I have a pretty good idea that this will work, because it's an enhancement of the picture management tool I've been using for my Web work for a couple of years. It takes what used to be a tedious multi-step operation that requires a lot of memorization, to a one-step process -- just save the picture where the OS wants you to save it, and we do the right thing with it.
Now I have some technical questions..
On my system, the My Pictures folder is at this location.
If you use Windows, is that where your pictures folder is?
If your name is Administrator, I guess so. But if you have a different name? What if you use Windows 98? Or XP? In other words, how do I write software that finds this directory?
Next question. What about Mac OS X? And what about 7.5.5 and greater? Where do pictures go on those operating systems, and again, how would a program find these folders?
If you have info, send me an email and I'll share what I learn.
Simon Fell says that on Windows there's an API for this.
Then on a whim I checked if we have an interface for this in Frontier, and we do!
Screen shot. But we're not all the way home. That verb hasn't been updated in a while and there's no way that I can see to ask where the My Pictures folder is. We can't guess that it's called My Pictures because in Freedonia it's probably called Megza Pycterovich. It looks like the verb needs an update, but it seems Windows has a clean way for us to get the path.
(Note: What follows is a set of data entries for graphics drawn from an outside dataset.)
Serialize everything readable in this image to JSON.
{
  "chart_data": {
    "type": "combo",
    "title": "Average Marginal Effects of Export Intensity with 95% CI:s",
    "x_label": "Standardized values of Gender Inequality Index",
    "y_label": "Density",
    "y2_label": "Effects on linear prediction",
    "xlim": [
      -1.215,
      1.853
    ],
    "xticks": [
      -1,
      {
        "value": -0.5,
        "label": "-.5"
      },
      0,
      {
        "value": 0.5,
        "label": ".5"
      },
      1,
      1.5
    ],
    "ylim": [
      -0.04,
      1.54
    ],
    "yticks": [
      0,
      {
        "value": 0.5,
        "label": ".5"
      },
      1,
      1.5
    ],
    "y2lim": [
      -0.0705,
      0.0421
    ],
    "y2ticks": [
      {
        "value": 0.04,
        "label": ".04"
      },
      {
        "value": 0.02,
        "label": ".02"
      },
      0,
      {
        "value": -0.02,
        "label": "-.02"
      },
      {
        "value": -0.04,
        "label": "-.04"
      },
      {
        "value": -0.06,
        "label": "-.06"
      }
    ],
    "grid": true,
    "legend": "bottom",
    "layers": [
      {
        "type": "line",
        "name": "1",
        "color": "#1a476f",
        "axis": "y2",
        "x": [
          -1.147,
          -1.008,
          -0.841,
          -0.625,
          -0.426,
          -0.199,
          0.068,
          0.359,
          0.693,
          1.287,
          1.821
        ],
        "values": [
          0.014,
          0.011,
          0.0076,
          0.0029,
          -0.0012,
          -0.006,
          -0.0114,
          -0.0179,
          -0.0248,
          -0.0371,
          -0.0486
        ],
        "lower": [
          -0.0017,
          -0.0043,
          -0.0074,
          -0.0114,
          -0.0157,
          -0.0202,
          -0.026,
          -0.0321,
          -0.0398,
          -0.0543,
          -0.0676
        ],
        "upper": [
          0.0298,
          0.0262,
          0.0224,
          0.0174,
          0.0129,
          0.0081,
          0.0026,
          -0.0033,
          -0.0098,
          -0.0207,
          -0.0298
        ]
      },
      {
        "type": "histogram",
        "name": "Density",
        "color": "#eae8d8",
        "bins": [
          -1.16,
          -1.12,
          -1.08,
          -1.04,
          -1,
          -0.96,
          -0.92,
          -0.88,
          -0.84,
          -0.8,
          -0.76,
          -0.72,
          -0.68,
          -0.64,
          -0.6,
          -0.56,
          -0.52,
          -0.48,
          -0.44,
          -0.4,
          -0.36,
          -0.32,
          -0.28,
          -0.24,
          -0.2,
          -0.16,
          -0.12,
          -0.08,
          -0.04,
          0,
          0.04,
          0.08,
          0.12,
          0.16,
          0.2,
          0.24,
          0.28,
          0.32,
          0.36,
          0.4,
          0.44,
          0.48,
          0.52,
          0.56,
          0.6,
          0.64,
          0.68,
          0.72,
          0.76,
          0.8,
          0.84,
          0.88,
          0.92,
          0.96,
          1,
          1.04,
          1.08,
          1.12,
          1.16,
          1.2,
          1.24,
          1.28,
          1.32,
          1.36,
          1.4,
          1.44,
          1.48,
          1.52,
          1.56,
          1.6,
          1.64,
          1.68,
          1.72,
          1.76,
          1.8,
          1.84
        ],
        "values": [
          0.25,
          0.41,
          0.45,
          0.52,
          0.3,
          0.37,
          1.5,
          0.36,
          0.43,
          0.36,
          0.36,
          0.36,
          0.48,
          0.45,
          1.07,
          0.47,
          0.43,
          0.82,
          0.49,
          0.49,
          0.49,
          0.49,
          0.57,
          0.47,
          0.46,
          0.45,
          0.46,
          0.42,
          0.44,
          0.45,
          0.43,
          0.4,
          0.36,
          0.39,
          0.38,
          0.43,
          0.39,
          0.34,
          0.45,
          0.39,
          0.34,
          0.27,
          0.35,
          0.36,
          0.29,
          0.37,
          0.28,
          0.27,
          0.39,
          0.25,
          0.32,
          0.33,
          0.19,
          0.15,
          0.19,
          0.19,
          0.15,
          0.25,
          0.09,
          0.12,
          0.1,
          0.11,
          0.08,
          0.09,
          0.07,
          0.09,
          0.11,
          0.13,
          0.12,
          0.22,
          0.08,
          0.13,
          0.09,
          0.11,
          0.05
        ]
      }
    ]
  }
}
Now about the Mac. Thanks for all the great emails. I've gotten a couple of dozen in about fifteen minutes. Here's the deal. There never was a pictures folder on Mac Classic, so there we'll make up a place, as a default (on all platforms, actually, the user can tell us where to look for new pics). On Mac OS X, the pictures folder is apparently called ~/Pictures. Can I fileloop over that folder?
Marcus Mauller volunteered to test file.getSpecialFolderPath on Mac OS X.